1,2,3… INFÂNCIA ATRÁS DA TELA
Um “esconde-esconde” sem vencedores figura a preocupante constatação de que se tornou cada vez mais raro encontrar crianças brincando nas ruas, praças e parques.
O relatório de 2023 da Fundação Lego trouxe dados sobre a diminuição do tempo de brincadeira entre as crianças, em comparação com gerações passadas. Segundo a pesquisa, 56% dos pais afirmaram que seus filhos brincam menos do que eles próprios brincavam na infância. Entre os principais motivos estão o uso crescente de dispositivos digitais, a sobrecarga de atividades extracurriculares e a falta de espaços seguros para brincar ao ar livre.

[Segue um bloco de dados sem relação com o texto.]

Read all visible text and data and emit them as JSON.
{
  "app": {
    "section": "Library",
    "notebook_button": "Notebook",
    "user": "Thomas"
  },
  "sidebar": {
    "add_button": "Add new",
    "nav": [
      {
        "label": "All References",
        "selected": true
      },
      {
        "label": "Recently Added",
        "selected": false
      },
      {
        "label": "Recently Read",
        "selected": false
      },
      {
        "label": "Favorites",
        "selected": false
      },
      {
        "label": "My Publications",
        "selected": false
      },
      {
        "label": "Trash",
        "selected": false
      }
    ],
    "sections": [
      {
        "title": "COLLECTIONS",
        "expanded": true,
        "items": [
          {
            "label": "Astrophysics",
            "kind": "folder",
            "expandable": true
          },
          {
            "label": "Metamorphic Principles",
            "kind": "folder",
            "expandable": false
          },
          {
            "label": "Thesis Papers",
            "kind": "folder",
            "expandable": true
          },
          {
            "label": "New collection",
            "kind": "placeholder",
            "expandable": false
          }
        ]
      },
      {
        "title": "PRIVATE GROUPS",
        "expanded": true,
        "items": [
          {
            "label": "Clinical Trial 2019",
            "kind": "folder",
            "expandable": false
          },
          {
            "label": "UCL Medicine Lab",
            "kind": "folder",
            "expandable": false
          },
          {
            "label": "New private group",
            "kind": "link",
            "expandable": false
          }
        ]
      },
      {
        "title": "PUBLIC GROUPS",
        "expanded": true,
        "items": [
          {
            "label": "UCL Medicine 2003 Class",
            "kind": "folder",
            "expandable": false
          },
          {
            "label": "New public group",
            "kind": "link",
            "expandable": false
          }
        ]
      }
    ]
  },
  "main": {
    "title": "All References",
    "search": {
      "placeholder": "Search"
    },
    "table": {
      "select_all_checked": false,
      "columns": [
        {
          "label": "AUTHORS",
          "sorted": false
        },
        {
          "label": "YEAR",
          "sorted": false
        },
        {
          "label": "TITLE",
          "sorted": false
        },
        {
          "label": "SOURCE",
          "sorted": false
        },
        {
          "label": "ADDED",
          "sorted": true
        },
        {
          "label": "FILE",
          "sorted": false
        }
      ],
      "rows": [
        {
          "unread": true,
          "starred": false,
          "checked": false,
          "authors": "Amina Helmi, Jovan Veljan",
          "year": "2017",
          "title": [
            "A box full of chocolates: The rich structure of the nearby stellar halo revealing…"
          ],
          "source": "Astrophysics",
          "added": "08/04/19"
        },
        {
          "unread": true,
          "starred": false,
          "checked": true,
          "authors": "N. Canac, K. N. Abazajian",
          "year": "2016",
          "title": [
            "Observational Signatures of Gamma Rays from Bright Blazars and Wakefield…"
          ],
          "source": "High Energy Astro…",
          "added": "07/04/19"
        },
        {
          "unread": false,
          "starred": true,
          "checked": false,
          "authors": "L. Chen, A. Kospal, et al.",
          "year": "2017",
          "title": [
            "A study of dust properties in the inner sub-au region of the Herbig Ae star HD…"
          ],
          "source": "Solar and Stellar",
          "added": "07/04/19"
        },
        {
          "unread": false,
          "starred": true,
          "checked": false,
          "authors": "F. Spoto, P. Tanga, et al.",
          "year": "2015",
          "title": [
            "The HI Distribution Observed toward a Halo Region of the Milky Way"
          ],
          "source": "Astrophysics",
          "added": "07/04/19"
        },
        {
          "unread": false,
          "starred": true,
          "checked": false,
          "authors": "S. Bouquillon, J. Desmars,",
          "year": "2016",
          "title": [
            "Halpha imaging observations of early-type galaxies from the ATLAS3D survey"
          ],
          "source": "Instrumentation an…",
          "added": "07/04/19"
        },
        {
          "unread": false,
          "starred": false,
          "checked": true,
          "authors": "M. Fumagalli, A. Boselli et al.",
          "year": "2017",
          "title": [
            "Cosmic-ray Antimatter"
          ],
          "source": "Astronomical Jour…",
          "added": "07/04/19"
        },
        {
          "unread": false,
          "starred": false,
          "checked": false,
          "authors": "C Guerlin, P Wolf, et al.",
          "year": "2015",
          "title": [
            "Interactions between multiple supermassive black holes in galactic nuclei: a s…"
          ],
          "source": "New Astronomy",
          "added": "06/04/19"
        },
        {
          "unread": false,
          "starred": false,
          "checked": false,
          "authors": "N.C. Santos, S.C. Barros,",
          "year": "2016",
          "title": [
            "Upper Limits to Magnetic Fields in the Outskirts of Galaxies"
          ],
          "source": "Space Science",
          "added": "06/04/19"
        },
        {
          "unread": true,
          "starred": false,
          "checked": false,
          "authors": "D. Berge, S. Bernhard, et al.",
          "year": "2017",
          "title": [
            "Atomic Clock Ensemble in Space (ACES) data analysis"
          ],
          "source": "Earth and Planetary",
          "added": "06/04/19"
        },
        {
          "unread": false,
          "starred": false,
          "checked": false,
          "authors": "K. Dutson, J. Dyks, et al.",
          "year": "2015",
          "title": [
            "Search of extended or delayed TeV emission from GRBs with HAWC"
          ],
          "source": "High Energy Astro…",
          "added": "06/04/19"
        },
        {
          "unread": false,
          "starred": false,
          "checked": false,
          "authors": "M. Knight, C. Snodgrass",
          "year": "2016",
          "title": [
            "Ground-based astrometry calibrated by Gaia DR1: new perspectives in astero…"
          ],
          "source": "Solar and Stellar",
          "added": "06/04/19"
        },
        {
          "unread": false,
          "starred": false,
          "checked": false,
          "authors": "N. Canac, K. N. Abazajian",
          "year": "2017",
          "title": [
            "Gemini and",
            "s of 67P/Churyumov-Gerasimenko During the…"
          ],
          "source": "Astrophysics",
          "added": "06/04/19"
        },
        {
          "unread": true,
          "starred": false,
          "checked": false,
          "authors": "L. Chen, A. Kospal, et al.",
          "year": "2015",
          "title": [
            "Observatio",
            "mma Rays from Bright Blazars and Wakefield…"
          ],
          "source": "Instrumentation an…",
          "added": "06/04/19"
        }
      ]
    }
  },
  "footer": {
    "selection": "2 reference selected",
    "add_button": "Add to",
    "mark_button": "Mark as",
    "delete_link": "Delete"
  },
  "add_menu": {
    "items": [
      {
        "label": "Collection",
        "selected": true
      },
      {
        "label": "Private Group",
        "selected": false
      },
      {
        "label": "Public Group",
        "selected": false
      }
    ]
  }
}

Luciana Brites, neuropsicopedagoga (@lubritesoficial) e fundadora do Instituto NeuroSaber, explica que “usar muito as telas resulta em um rebaixamento nos níveis de comunicação e linguagem. E se a criança não consegue se comunicar e desenvolver a linguagem, isso acaba tendo um impacto negativo em todas as esferas de sua vida”.
A especialista, muito conhecida por seu trabalho em temas relacionados ao desenvolvimento infantil e distúrbios de aprendizagem, ainda alerta: “Também a coordenação motora fica afetada, por que a criança vai perdendo a habilidade de pegar no lápis e de fazer movimentos simples, que são habilidades precursoras para várias áreas da vida”.
Carolina Rocha, psicóloga infantil (@carolina.rochapsi), diz que outro “vilão” do tempo de brincar é a hiperestimulação na infância: “Além da exposição exagerada às telas, as crianças estão cada vez mais sem tempo livre. Com o dia cheio de atividades, como inglês, natação, balé, judô, as crianças têm ficado mais ansiosas, cansadas e incapazes de lidar com o tédio. Isso gera comportamentos como irritabilidade, choros constantes e dificuldades para criar soluções, mesmo em situações simples”.
O MELHOR REMÉDIO
A Academia Norte-Americana de Pediatria publicou um documento, orientando seus profissionais a receitarem brincadeiras diárias às crianças em todas as consultas, de modo especial nos dois primeiros anos de vida.
O documento divide as atividades lúdicas em categorias, cada uma com um impacto positivo específico na saúde infantil: “Brincar de carrinho, por exemplo, melhora a coordenação motora, a capacidade de comunicação e o pensamento abstrato. Já os jogos em grupo promovem a inteligência emocional, desenvolvendo habilidades como aprender a perder, ganhar e arriscar.”
Luciana Brites, que também é autora do livro “Brincar é Fundamental”, afirma que 95% do cérebro adulto se forma até os 6 anos, e isso acontece também por meio da interação social que as brincadeiras proporcionam. Na obra, ela explica que as lições aprendidas no brincar permanecem ao longo de todas as fases da vida: “Ao brincar, a criança exercita a criatividade, expressa suas fantasias, emoções e sensações internas, o que lhe traz maturidade e gratificação contínuas.”BRINCAR É UM DIREITO
Além de ser essencial para a saúde, brincar e se divertir são direitos fundamentais da criança, conforme estabelecido no artigo 16º, inciso III, do Estatuto da Criança e do Adolescente.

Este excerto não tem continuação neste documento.